Suchmaschinen sind keine zuverlässigen Quellen für Gesundheitsinformationen. Besonders problematisch sind dabei fehlerhafte oder mangelhaft Angaben zu Hausmitteln oder alternativen Behandlungsmöglichkeiten, wie Forschende der Martin-Luther-Universität Halle-Wittenberg (MLU) und der Uralischen Föderalen Universität in Russland herausfanden.
Das deutsch-russische Forschungsteam nutzte für die Studie ein Archiv von rund 1,5 Milliarden Suchanfragen der russischen Suchmaschine Yandex. Mit Hilfe der Online-Wissensdatenbank Wikidata und der "internationalen Klassifikation der Krankheiten" (ICD) der Weltgesundheitsorganisation filterten die Wissenschaftler:innen 1,2 Millionen Anfragen heraus zu Symptomen, Krankheiten und Behandlungsmöglichkeien. Die Forschenden identifizierten ungefähr 4.400 Krankheiten und Symptome sowie 1.000 medizinisch genutzte Pflanzen und andere Hausmittel, nach denen gesucht wurde.
"Am häufigsten ging es um eher private, alltägliche Themen wie Schwangerschaft oder Intimkrankheiten.
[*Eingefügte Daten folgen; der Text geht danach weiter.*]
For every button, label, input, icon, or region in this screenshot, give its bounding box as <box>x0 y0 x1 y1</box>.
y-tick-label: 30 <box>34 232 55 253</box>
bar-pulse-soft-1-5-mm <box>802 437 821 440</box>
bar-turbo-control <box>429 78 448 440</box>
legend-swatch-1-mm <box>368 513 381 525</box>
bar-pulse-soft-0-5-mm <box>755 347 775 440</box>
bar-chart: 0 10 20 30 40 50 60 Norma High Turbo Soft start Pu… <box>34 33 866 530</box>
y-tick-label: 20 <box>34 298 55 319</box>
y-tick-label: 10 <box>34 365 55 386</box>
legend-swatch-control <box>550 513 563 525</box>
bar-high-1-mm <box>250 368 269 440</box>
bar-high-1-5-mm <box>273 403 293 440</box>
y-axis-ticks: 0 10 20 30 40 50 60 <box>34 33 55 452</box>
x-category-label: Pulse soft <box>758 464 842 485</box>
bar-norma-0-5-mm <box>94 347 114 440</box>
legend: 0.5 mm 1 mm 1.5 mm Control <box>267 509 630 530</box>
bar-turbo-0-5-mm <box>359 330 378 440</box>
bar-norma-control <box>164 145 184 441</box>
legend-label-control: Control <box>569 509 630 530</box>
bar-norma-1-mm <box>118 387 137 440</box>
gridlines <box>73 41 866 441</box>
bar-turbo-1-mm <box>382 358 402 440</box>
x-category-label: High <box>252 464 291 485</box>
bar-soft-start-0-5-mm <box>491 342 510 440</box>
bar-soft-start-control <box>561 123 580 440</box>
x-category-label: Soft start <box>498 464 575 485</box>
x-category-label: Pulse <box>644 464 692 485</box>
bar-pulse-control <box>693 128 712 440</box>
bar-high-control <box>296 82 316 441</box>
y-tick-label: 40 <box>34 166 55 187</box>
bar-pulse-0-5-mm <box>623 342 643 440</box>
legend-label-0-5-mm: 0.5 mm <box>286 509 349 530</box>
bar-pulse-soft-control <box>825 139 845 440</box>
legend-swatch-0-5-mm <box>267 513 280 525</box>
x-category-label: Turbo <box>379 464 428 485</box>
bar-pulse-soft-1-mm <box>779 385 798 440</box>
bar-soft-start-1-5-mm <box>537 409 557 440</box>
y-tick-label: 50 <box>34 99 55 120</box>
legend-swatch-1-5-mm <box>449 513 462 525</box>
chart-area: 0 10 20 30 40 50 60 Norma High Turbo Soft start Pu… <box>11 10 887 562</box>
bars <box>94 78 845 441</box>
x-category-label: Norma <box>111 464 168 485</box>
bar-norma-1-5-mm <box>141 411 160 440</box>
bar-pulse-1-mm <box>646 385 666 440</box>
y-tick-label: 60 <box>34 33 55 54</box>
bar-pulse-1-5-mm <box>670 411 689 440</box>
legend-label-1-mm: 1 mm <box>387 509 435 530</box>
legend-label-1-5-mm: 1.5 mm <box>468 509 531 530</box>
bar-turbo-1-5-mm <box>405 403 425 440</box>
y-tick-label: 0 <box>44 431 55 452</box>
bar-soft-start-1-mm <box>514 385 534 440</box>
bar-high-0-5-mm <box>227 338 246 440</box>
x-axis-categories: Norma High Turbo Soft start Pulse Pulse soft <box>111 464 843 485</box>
Insgesamt wurde auch häufiger nach der Behandlung von Akne oder Cellulite als nach Krebs gesucht", sagt der Informatiker Alexander Bondarenko von der MLU. Die meisten Fragen fielen in eine von zwei Kategorien: Entweder wollten die Nutzerinnen und Nutzer wissen, ob ein bestimmtes Mittel gegen eine Krankheit hilft. Oder sie suchten danach, wie ein Mittel bei einer Krankheit anzuwenden ist. "Im zweiten Fall wird also bereits davon ausgegangen, dass ein Mittel hilft, obwohl das längst nicht immer erwiesen ist", erläutert Dr. Pavel Braslavski, Senior Researcher und Dozent von der Uralischen Föderalen Universität.
In einem zweiten Schritt überprüfte das Team, wie Yandex und Google auf die 30 häufigsten Fragen antworteten. Analysiert wurden die ersten zehn Antwort-Snippets. Das sind die kleinen Textteile, die eine Suchmaschine für alle Treffer als kurze Vorschau anzeigt. Anschließend wurde unter anderem der Wahrheitsgehalt der Schnipsel kontrolliert und ob diese Warnhinweise zu möglichen Gesundheitsrisiken enthielten. Grundlage für die Bewertung war eine Recherche zu allen untersuchten Krankheiten und Mitteln in den Datenbanken für medizinische Studien "Cochrane", "PubMed" und "BioMed Explorer". Diese wurde von einer Ärztin durchgeführt.
Yandex gab in 44 Prozent der Fälle fälschlicherweise an, dass ein Mittel gegen eine bestimmte Krankheit wirkt, obwohl dafür keine wissenschaftliche Grundlage existiert. Bei Google waren es knapp ein Drittel der Fälle. Hinweise auf potenziell giftige Substanzen fand das Team nur in 13 beziehungsweise 10 Prozent der Fälle. "Die Angaben aus den Snippets tendieren dazu, bereits vorhandene Meinungen zu bestätigen und liefern viel zu selten Warnungen zu möglichen Risiken", so Bondarenko. Das sei besonders problematisch, weil frühere Studien gezeigt haben, dass Menschen dazu tendieren, an die Wirkung bestimmter Mittel zu glauben, auch wenn es dafür keine wissenschaftliche Grundlage gibt. Die Forschenden plädieren deshalb dafür, Suchmaschinenergebnisse zu medizinischen Fragen mit deutlicheren Warnhinweisen auf mögliche gesundheitliche Risiken auszustatten.
Quelle:
Bondarenko A. et al. Misbeliefs and Biases in Health-Related Searches. Proceeding of the 30th ACM International Conference on Information and Knowledge Management (2021).